- Born: 1961 or 1962
- Died: 22 September 2014
- Occupation: Author

= Nanda Prasad Adhikari =

Nanda Prasad Adhikari (Nepali:नन्द प्रसाद अधिकारी; 1961 or 1962 – 22 September 2014) was a Nepali citizen who sought justice after his son was killed. Adhikari died, after an 11-month hunger strike, demanding that the Nepali government arrest the murderers of his son.

Adhikari's son, Krishna Prasad Adhikari, was abducted from Chitwan during the Nepali Maoist Conflict. He was killed in Bakulahar Chowk in Chitwan District in June 2004. Nanda Prasad began a hunger strike protest along with his wife, Ganga Maya. The striking couple were admitted to Bir Hospital after their health conditions was deteriorated.
Various human rights organizations stated their concern in connection with the Adhikari couple's demand and the strike. The Asian Human Rights Commission has requested the UN Human Right Council (UNHRC) to bring pressure upon the Nepali government.

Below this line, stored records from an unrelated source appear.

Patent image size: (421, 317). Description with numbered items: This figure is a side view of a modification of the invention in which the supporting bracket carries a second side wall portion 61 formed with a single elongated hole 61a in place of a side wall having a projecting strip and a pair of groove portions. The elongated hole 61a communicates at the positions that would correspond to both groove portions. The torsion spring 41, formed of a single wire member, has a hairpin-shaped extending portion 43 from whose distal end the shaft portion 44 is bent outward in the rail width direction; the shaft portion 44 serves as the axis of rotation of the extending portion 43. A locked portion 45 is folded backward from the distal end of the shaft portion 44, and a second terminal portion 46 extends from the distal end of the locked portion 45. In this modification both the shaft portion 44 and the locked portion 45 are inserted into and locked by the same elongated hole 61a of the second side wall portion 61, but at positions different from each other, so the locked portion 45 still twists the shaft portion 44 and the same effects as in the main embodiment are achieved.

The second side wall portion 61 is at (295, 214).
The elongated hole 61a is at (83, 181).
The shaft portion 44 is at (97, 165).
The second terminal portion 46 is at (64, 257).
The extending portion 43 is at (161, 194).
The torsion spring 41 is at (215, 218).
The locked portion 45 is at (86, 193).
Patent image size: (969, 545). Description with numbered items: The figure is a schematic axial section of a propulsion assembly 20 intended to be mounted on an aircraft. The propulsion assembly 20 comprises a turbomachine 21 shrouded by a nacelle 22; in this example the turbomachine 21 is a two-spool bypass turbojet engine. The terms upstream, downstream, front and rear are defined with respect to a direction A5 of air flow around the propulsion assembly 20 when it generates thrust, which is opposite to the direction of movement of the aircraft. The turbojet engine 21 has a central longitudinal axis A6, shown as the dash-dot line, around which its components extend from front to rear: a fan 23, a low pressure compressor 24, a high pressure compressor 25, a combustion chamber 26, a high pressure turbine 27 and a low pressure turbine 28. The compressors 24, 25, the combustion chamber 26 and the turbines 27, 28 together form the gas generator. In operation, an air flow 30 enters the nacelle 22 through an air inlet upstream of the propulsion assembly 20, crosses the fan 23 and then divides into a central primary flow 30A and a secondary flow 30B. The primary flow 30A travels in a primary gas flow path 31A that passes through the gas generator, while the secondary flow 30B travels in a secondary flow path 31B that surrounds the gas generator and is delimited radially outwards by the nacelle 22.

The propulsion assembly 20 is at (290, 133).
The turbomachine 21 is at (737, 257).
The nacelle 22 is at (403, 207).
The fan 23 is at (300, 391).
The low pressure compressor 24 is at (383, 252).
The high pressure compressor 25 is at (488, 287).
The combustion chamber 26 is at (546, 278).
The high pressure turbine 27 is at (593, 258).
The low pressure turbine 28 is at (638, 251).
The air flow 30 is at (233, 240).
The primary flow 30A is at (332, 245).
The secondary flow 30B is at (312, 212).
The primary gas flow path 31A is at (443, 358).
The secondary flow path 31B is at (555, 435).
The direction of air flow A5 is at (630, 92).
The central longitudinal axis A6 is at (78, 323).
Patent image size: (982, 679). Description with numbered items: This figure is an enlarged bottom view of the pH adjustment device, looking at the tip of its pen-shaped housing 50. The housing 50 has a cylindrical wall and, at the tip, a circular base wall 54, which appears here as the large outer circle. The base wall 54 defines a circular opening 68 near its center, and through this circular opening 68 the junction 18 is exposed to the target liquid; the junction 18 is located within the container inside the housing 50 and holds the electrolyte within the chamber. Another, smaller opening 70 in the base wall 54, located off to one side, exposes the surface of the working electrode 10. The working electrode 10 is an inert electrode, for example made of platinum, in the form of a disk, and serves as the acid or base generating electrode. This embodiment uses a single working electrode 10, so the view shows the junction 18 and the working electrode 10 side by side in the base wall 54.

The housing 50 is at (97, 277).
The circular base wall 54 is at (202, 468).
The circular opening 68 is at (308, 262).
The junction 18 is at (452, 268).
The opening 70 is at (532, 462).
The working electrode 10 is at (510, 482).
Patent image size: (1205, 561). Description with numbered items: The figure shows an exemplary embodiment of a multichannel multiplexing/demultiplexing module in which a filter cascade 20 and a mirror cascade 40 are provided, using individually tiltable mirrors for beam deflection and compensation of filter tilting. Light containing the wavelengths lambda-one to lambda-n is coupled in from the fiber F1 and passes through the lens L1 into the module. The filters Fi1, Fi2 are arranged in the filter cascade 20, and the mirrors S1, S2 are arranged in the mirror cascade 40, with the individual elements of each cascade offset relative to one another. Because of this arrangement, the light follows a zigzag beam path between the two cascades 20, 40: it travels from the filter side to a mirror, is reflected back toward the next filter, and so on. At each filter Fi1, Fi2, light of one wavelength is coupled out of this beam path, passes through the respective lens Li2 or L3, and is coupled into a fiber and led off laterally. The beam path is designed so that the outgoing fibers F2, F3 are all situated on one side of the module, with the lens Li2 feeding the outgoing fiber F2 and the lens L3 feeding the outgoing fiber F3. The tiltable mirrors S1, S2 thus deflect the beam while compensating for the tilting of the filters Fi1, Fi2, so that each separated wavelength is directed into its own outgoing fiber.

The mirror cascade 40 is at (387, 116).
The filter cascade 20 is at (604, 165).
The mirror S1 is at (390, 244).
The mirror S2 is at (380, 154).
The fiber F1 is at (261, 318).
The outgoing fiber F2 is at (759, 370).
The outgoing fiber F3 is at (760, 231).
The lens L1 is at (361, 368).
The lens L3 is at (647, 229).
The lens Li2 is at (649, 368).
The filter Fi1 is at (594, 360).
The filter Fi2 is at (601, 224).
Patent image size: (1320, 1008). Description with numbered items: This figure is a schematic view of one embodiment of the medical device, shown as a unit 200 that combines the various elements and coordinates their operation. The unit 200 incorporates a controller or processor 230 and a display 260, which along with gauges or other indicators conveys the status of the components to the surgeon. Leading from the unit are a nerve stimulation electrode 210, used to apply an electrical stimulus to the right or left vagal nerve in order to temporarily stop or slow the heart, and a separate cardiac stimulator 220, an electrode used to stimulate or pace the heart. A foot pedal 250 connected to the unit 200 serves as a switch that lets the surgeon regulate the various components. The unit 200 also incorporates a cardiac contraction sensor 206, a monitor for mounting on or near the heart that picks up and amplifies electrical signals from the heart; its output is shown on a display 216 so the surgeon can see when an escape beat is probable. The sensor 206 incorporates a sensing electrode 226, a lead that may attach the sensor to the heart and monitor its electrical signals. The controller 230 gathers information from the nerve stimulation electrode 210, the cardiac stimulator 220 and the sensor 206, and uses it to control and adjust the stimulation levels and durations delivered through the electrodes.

Adhikari died at the age of 52 in Bir Hospital on 22 September 2014, after 11 months on hunger strike

After the death of Nanda Prasad, the Government of Nepal was criticized by various human right organizations as well as the public. The National Human Rights Commission (Nepal) has expressed its serious concern regarding Nanda Prasad Adhikari's death and Ganga Maya's continued strike.